This basic sugar cookie recipe is viral for a reason; it is easy to make using simple ingredients and the result is a soft and chewy cookie.
This simple sugar cookie is a perfect drop-style cookie. It is soft, tender and just chewy enough which adds great texture.
Recipe highlights
These easy sugar cookies need no chill time and they do not spread during baking.
For this classic sugar cookie recipe you only need some simple pantry staples and an easy icing for decorating.
These are the cut out Christmas classic cookie that everyone enjoys during the holidays.
Tips for recipe success
The key to making these sugar cookies perfect is using milk powder. This ingredient makes the dough tender and prevents it from spreading even when the dough isn't chilled.
This amazing cooking tip comes from Dan Langan in his book Bake Your Hear Out. I highly recommend his book for all things baking.
Ingredients for soft sugar cookies
- Butter: Use unsalted, softened butter.
- Egg: This recipe calls for egg yolk only.
- Vanilla extract.
- Sugar.
- All-purpose flour.
- Milk powder.
- Baking powder.
- Salt.
- Citrus zest: Lemon or orange work perfectly.
For the royal icing I used meringue powder, confectioners' sugar, water and gel colors.
Basic sugar cookie recipe
Equipment
- 1 Light color baking sheet
- 1 Offset spatula
- 1 Stand Mixer
- Cookie cutters
Ingredients
- 1 cup Unsalted butter at room temperature. 226 grams/2sticks
- 1 cup Granulated sugar 200 grams
- ⅔ cup Dry milk powder
- ¼ cup Confectioners' sugar
- 1 ½ teaspoons Baking powder
- 1 ½ teaspoons Salt
- ½ teaspoon Lemon or orange zest
- 2 Egg yolks Cold
- 1 tablespoon Vanilla extract
- 2 ¾ cups All-purpose flour 360 grams
Royal icing
- 2 teaspoons Meringue powder
- 2 Tablespoons Water Plus more as needed
- 2 cups Confectioners' sugar
- ½ teaspoon Almond extract Can substitute for vanilla extract
- Gel food coloring
Instructions
- Preheat the oven to 375°F with a rack in the center.
- In the bowl of a stand mixer with the paddle attachment, add the butter, sugar, milk powder, confectioners' sugar, lemon or orange zest and milk powder.
- Beat on medium speed for 2 minutes until the ingredients are well combined.
- Scrape the bowl with a silicone spatula. Add the egg yolk and vanilla extract. Beat on medium until combined.
- Add the flour and mix on low until just combined. Finish forming a dough ball with your hands.
- Roll out the dough on 2 pieces of parchment paper. I like to roll the dough about ¼ inch thick for these cookies but you can roll it thinner for a crispier finished product.
- Cut the cookie shapes and use an offset spatula to transfer them into a baking sheet. Use a light color baking sheet (silver preferably).

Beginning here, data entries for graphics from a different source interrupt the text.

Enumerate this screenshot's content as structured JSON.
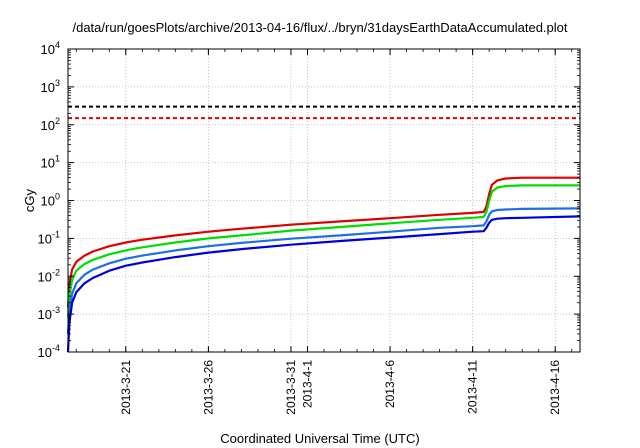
{
  "chart_data": {
    "type": "line",
    "title": "/data/run/goesPlots/archive/2013-04-16/flux/../bryn/31daysEarthDataAccumulated.plot",
    "xlabel": "Coordinated Universal Time (UTC)",
    "ylabel": "cGy",
    "y_scale": "log",
    "ylim": [
      0.0001,
      10000
    ],
    "y_ticks": [
      {
        "value": 0.0001,
        "base": "10",
        "exp": "-4"
      },
      {
        "value": 0.001,
        "base": "10",
        "exp": "-3"
      },
      {
        "value": 0.01,
        "base": "10",
        "exp": "-2"
      },
      {
        "value": 0.1,
        "base": "10",
        "exp": "-1"
      },
      {
        "value": 1,
        "base": "10",
        "exp": "0"
      },
      {
        "value": 10,
        "base": "10",
        "exp": "1"
      },
      {
        "value": 100,
        "base": "10",
        "exp": "2"
      },
      {
        "value": 1000,
        "base": "10",
        "exp": "3"
      },
      {
        "value": 10000,
        "base": "10",
        "exp": "4"
      }
    ],
    "xlim": [
      "2013-03-17 12:00",
      "2013-04-17 12:00"
    ],
    "x_ticks": [
      {
        "value": "2013-03-21",
        "label": "2013-3-21"
      },
      {
        "value": "2013-03-26",
        "label": "2013-3-26"
      },
      {
        "value": "2013-03-31",
        "label": "2013-3-31"
      },
      {
        "value": "2013-04-01",
        "label": "2013-4-1"
      },
      {
        "value": "2013-04-06",
        "label": "2013-4-6"
      },
      {
        "value": "2013-04-11",
        "label": "2013-4-11"
      },
      {
        "value": "2013-04-16",
        "label": "2013-4-16"
      }
    ],
    "grid": true,
    "reference_lines": [
      {
        "y": 300,
        "color": "#000000",
        "style": "dashed"
      },
      {
        "y": 150,
        "color": "#e00000",
        "style": "dashed"
      }
    ],
    "series": [
      {
        "color": "#e00000",
        "points": [
          [
            "2013-03-17 12:00",
            0.0015
          ],
          [
            "2013-03-17 14:00",
            0.006
          ],
          [
            "2013-03-17 18:00",
            0.015
          ],
          [
            "2013-03-18 00:00",
            0.024
          ],
          [
            "2013-03-18 12:00",
            0.035
          ],
          [
            "2013-03-19 00:00",
            0.045
          ],
          [
            "2013-03-20 00:00",
            0.062
          ],
          [
            "2013-03-21 00:00",
            0.078
          ],
          [
            "2013-03-22 00:00",
            0.092
          ],
          [
            "2013-03-24 00:00",
            0.12
          ],
          [
            "2013-03-26 00:00",
            0.15
          ],
          [
            "2013-03-28 00:00",
            0.18
          ],
          [
            "2013-03-31 00:00",
            0.23
          ],
          [
            "2013-04-03 00:00",
            0.28
          ],
          [
            "2013-04-06 00:00",
            0.34
          ],
          [
            "2013-04-09 00:00",
            0.42
          ],
          [
            "2013-04-11 00:00",
            0.47
          ],
          [
            "2013-04-11 16:00",
            0.5
          ],
          [
            "2013-04-11 20:00",
            0.7
          ],
          [
            "2013-04-12 00:00",
            1.5
          ],
          [
            "2013-04-12 04:00",
            2.6
          ],
          [
            "2013-04-12 12:00",
            3.4
          ],
          [
            "2013-04-13 00:00",
            3.8
          ],
          [
            "2013-04-14 00:00",
            4.0
          ],
          [
            "2013-04-17 12:00",
            4.0
          ]
        ]
      },
      {
        "color": "#00dd00",
        "points": [
          [
            "2013-03-17 12:00",
            0.0008
          ],
          [
            "2013-03-17 14:00",
            0.003
          ],
          [
            "2013-03-17 18:00",
            0.008
          ],
          [
            "2013-03-18 00:00",
            0.014
          ],
          [
            "2013-03-18 12:00",
            0.021
          ],
          [
            "2013-03-19 00:00",
            0.027
          ],
          [
            "2013-03-20 00:00",
            0.038
          ],
          [
            "2013-03-21 00:00",
            0.048
          ],
          [
            "2013-03-22 00:00",
            0.058
          ],
          [
            "2013-03-24 00:00",
            0.078
          ],
          [
            "2013-03-26 00:00",
            0.1
          ],
          [
            "2013-03-28 00:00",
            0.12
          ],
          [
            "2013-03-31 00:00",
            0.16
          ],
          [
            "2013-04-03 00:00",
            0.2
          ],
          [
            "2013-04-06 00:00",
            0.25
          ],
          [
            "2013-04-09 00:00",
            0.31
          ],
          [
            "2013-04-11 00:00",
            0.35
          ],
          [
            "2013-04-11 16:00",
            0.37
          ],
          [
            "2013-04-11 20:00",
            0.5
          ],
          [
            "2013-04-12 00:00",
            1.0
          ],
          [
            "2013-04-12 04:00",
            1.7
          ],
          [
            "2013-04-12 12:00",
            2.2
          ],
          [
            "2013-04-13 00:00",
            2.4
          ],
          [
            "2013-04-14 00:00",
            2.5
          ],
          [
            "2013-04-17 12:00",
            2.5
          ]
        ]
      },
      {
        "color": "#1e6fe6",
        "points": [
          [
            "2013-03-17 12:00",
            0.0003
          ],
          [
            "2013-03-17 14:00",
            0.0012
          ],
          [
            "2013-03-17 18:00",
            0.0035
          ],
          [
            "2013-03-18 00:00",
            0.0065
          ],
          [
            "2013-03-18 12:00",
            0.011
          ],
          [
            "2013-03-19 00:00",
            0.015
          ],
          [
            "2013-03-20 00:00",
            0.022
          ],
          [
            "2013-03-21 00:00",
            0.029
          ],
          [
            "2013-03-22 00:00",
            0.035
          ],
          [
            "2013-03-24 00:00",
            0.048
          ],
          [
            "2013-03-26 00:00",
            0.062
          ],
          [
            "2013-03-28 00:00",
            0.076
          ],
          [
            "2013-03-31 00:00",
            0.098
          ],
          [
            "2013-04-03 00:00",
            0.12
          ],
          [
            "2013-04-06 00:00",
            0.15
          ],
          [
            "2013-04-09 00:00",
            0.19
          ],
          [
            "2013-04-11 00:00",
            0.21
          ],
          [
            "2013-04-11 16:00",
            0.22
          ],
          [
            "2013-04-11 20:00",
            0.28
          ],
          [
            "2013-04-12 00:00",
            0.42
          ],
          [
            "2013-04-12 04:00",
            0.52
          ],
          [
            "2013-04-12 12:00",
            0.56
          ],
          [
            "2013-04-13 00:00",
            0.58
          ],
          [
            "2013-04-14 00:00",
            0.6
          ],
          [
            "2013-04-17 12:00",
            0.62
          ]
        ]
      },
      {
        "color": "#0000dd",
        "points": [
          [
            "2013-03-17 12:00",
            0.0001
          ],
          [
            "2013-03-17 14:00",
            0.0006
          ],
          [
            "2013-03-17 18:00",
            0.002
          ],
          [
            "2013-03-18 00:00",
            0.0038
          ],
          [
            "2013-03-18 12:00",
            0.0065
          ],
          [
            "2013-03-19 00:00",
            0.009
          ],
          [
            "2013-03-20 00:00",
            0.014
          ],
          [
            "2013-03-21 00:00",
            0.019
          ],
          [
            "2013-03-22 00:00",
            0.023
          ],
          [
            "2013-03-24 00:00",
            0.032
          ],
          [
            "2013-03-26 00:00",
            0.042
          ],
          [
            "2013-03-28 00:00",
            0.052
          ],
          [
            "2013-03-31 00:00",
            0.068
          ],
          [
            "2013-04-03 00:00",
            0.085
          ],
          [
            "2013-04-06 00:00",
            0.105
          ],
          [
            "2013-04-09 00:00",
            0.13
          ],
          [
            "2013-04-11 00:00",
            0.15
          ],
          [
            "2013-04-11 16:00",
            0.155
          ],
          [
            "2013-04-11 20:00",
            0.19
          ],
          [
            "2013-04-12 00:00",
            0.26
          ],
          [
            "2013-04-12 04:00",
            0.31
          ],
          [
            "2013-04-12 12:00",
            0.33
          ],
          [
            "2013-04-13 00:00",
            0.34
          ],
          [
            "2013-04-14 00:00",
            0.35
          ],
          [
            "2013-04-17 12:00",
            0.38
          ]
        ]
      }
    ]
  }
}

- You can re roll any cookie scraps into a ball and repeat the process.
- Bake the cookies for about 9 minutes for a soft cookie and up to 12 minutes for a more snappy texture.
Royal icing
- In the bowl of a stand mixer fitted with the whisk attachment, combine all the ingredients and beat on high for 5 minutes.
- Divide the icing into small bowls and add gel food coloring of choice to each bowl.
- Add a teaspoon of water to the colored icing as needed to thin it out to the right consistency. If you add too much water, add back a tablespoon of confectioners' sugar.
- I used a small butter knife to add the icing to my cookies and spread it evenly around. You can use a pipping bag for a more detailed application.
- The consistency of the icing should be not too thick or too thin in order to have it stick to the cookies. Use a toothpick to spread the icing around the edges of the cookies.
- Decorate with Christmas sprinkles and allow the icing to set on a baking rack before storing the cookies.
- Cookies can be stored in an airtight container for up to a week.